Userクラスにおいて、IDの値で同値性を判定するequalsメソッドを実装した場合、hashCode メソッドは、一つの例としては、下記のように実装します。

例1

	/**
	 * ハッシュコードを返します。
	 *
	 * @return このクラスのインスタンスのハッシュ値
	 */
	public int hashCode() {

		return this.id;
	}
						

equalsメソッドでは、IDの値を元に同値性を判定しているので、IDの値が等しい、つまり、 equalsメソッドがtrueを返すオブジェクトのhashCodeメソッドは、上記の実装により同じ値を返すことになり、 上記hashCodeメソッドの処理は上記のルールに対して妥当であると言えます。

例2

	/**
	 * ハッシュコードを返します。
	 * 
	 * @return このクラスのインスタンスのハッシュ値
	 */
	public int hashCode() {

		return 0;
	}
						

上記hashCodeメソッドの処理も、実は妥当であるといえます。 全てのオブジェクトのhashCodeは0を返す。
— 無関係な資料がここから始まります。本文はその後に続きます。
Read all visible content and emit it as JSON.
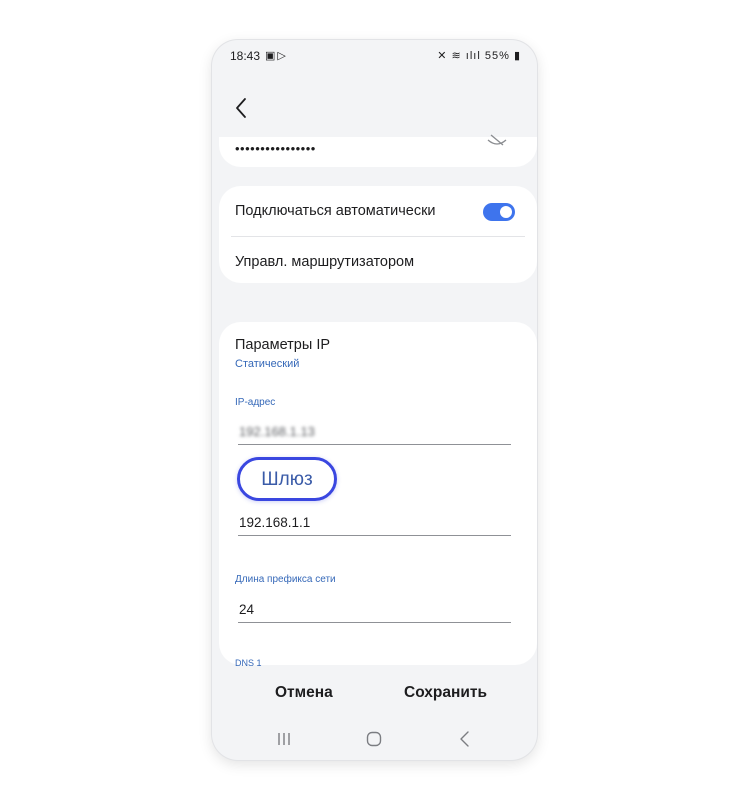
{
  "status_bar": {
    "time": "18:43",
    "notification_icons": [
      "gallery-icon",
      "play-icon"
    ],
    "system_icons": [
      "mute-icon",
      "wifi-icon",
      "signal-icon",
      "signal-icon",
      "battery-icon"
    ],
    "battery": "55%"
  },
  "wifi": {
    "password_masked": "••••••••••••••••",
    "auto_connect_label": "Подключаться автоматически",
    "auto_connect_on": true,
    "router_manage_label": "Управл. маршрутизатором"
  },
  "ip_settings": {
    "title": "Параметры IP",
    "mode": "Статический",
    "ip_label": "IP-адрес",
    "ip_value": "192.168.1.13",
    "gateway_label": "Шлюз",
    "gateway_value": "192.168.1.1",
    "prefix_label": "Длина префикса сети",
    "prefix_value": "24",
    "dns1_label": "DNS 1"
  },
  "actions": {
    "cancel": "Отмена",
    "save": "Сохранить"
  },
  "colors": {
    "accent": "#3e74ed",
    "highlight_border": "#3a47e0",
    "label_blue": "#3568b8",
    "background": "#f3f4f6"
  }
}
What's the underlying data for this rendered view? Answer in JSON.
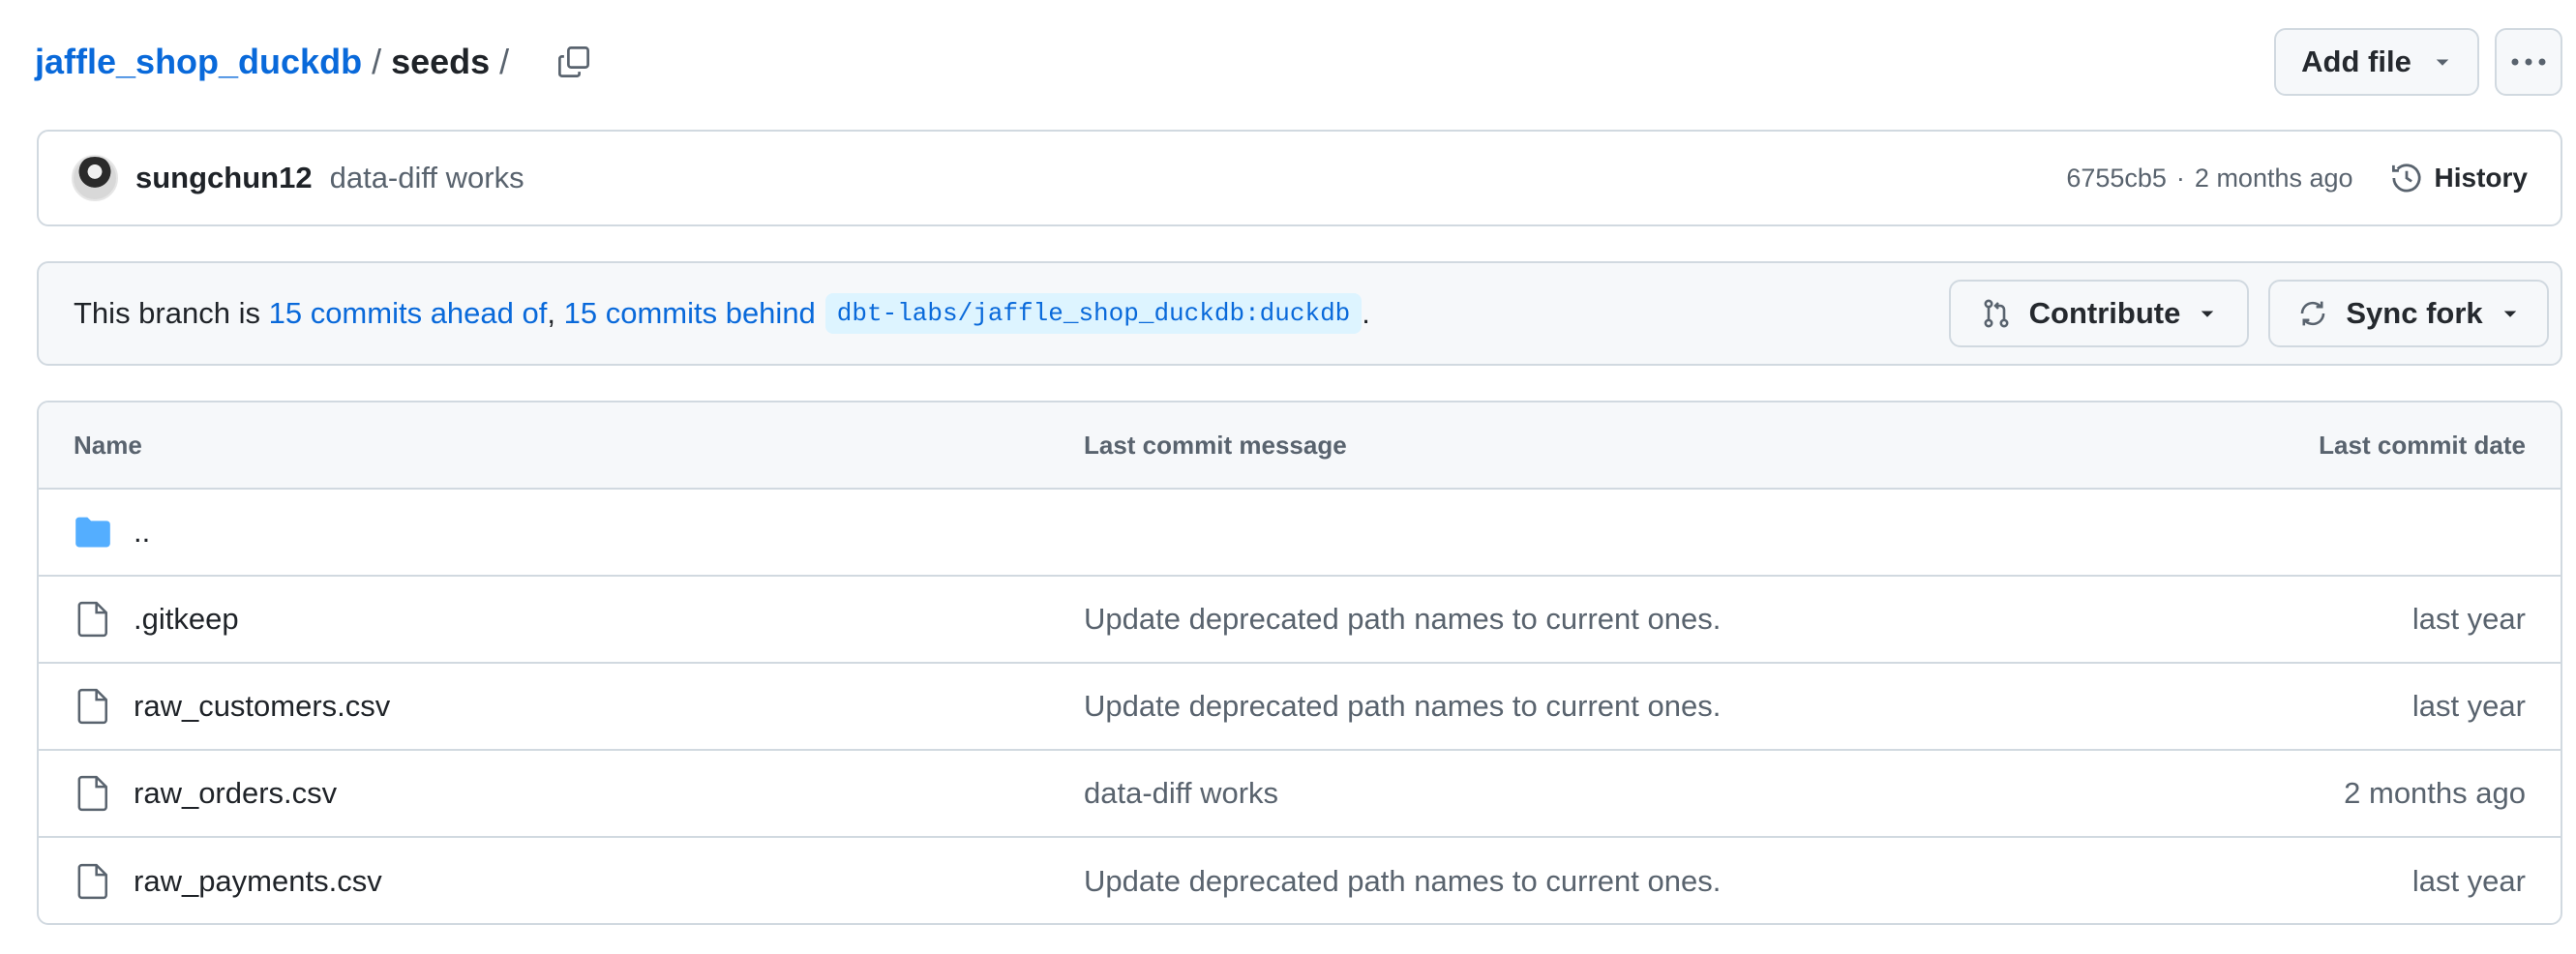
{
  "breadcrumb": {
    "repo": "jaffle_shop_duckdb",
    "separator": "/",
    "dir": "seeds",
    "trailing": "/"
  },
  "toolbar": {
    "add_file_label": "Add file",
    "more_label": "···"
  },
  "commit": {
    "author": "sungchun12",
    "message": "data-diff works",
    "sha": "6755cb5",
    "dot": "·",
    "time": "2 months ago",
    "history_label": "History"
  },
  "branch": {
    "prefix": "This branch is",
    "ahead": "15 commits ahead of",
    "comma": ",",
    "behind": "15 commits behind",
    "upstream": "dbt-labs/jaffle_shop_duckdb:duckdb",
    "period": ".",
    "contribute_label": "Contribute",
    "sync_label": "Sync fork"
  },
  "table": {
    "headers": {
      "name": "Name",
      "message": "Last commit message",
      "date": "Last commit date"
    },
    "parent": "..",
    "rows": [
      {
        "name": ".gitkeep",
        "message": "Update deprecated path names to current ones.",
        "date": "last year"
      },
      {
        "name": "raw_customers.csv",
        "message": "Update deprecated path names to current ones.",
        "date": "last year"
      },
      {
        "name": "raw_orders.csv",
        "message": "data-diff works",
        "date": "2 months ago"
      },
      {
        "name": "raw_payments.csv",
        "message": "Update deprecated path names to current ones.",
        "date": "last year"
      }
    ]
  },
  "colors": {
    "link": "#0969da",
    "muted": "#59636e",
    "border": "#d1d9e0",
    "folder": "#54aeff"
  }
}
つまり、equalsメソッドがtrueになるオブジェクトは 全てhashCodeの戻り値として、同じ値(0)を返します。 equalsメソッドがtrueにならない(equalsメソッドの呼び出しの結果がfalseとなる)オブジェクトが 同じhashCodeメソッドを返すことは問題ないので、 上記実装もまた、hashCode実装のルールに照らした場合問題ないとみなされます。

ただし、例2の実装は、推奨できるものではありません。 hashCodeを実装する場合は、少なくとも例1のように実装して下さい。

hashCodeを正しく実装しなかった場合

ハッシュアルゴリズムを使用するクラス(HashMap、HashSet等)のインスタンスに、hashCodeを正しく実装しないオブジェクト追加した場合、期待した動作を得られません。

ハッシュアルゴリズムとは

オブジェクトの格納、検索を行う際に、あらかじめハッシュ値を計算し、得られたハッシュ値に 基づいてオブジェクトの格納、検索を行うことで、処理を効率化するアルゴリズムです。

ハッシュアルゴリズムを理解するには、ArrayListとHashSetの動作の違いを比較するとよいでしょう。

ArrayListとHashSetはともにCollectionインターフェースを実装するクラスですが、以下の ような動作の違いがあります。
(HashSetはハッシュアルゴリズムを実装している。)

ArrayListの場合

ArrayListのイメージ

ArrayListは追加された要素を1列のリストに格納して保持します。 格納されている要素を取り出すときは、リストの先頭から順番にオブジェクトのequalsメソッド を呼び出して、equalsメソッド呼び出しの結果がtrueとなる要素を戻り値として返します。

⇒ リストの要素の数が膨大で、かつ取り出したい要素がリストの後方に存在した場合、 検索効率が極端に悪化する可能性がある。

HashSetの場合

HashSetは追加された要素を以下の手順に従って格納、検索します。

HashSetのイメージ
  1. 追加対象のオブジェクトのhashCodeメソッドを呼び出します。
  2. hashCodeメソッドの戻り値ごとにオブジェクトを「部屋」(HashSetクラスの実装上の 用語はBucket)に分類し、hashCodeの部屋番号が付けられた「部屋」に 対象オブジェクトを格納します。
  3. 要素を取り出す場合は、hashCodeの値を元に、そのhashCodeの値を 部屋番号としてもつ「部屋」にまず対象となるオブジェクトを探しにいきます。
  4. 手順3で探し当てた「部屋」に格納されているオブジェクトに対して順番にequalsメソッドを 呼び出し、equalsメソッド呼び出しの結果がtrueとなる要素を戻り値として返す。

あらかじめ要素をhashCodeに基づく「部屋」に分類して保持しているため、 オブジェクト同士を比較する際、限られた数のオブジェクトを比較すればよく、検索 効率が向上します。

hashCodeが正しく実装されていない場合、同値のオブジェクトであるにもかかわらず 異なる部屋に対象となるオブジェクトを探しに行ってしまうため、対象となるオブジェクト が見つからないという事態が発生する可能性があります。

hashCodeが0を返すように実装されている場合、実質部屋番号0の「部屋」に全ての オブジェクトが格納されることになり、アルゴリズムとしてはArrayListに要素を追加する 同じとなり、ハッシュアルゴリズムの利点が得られません。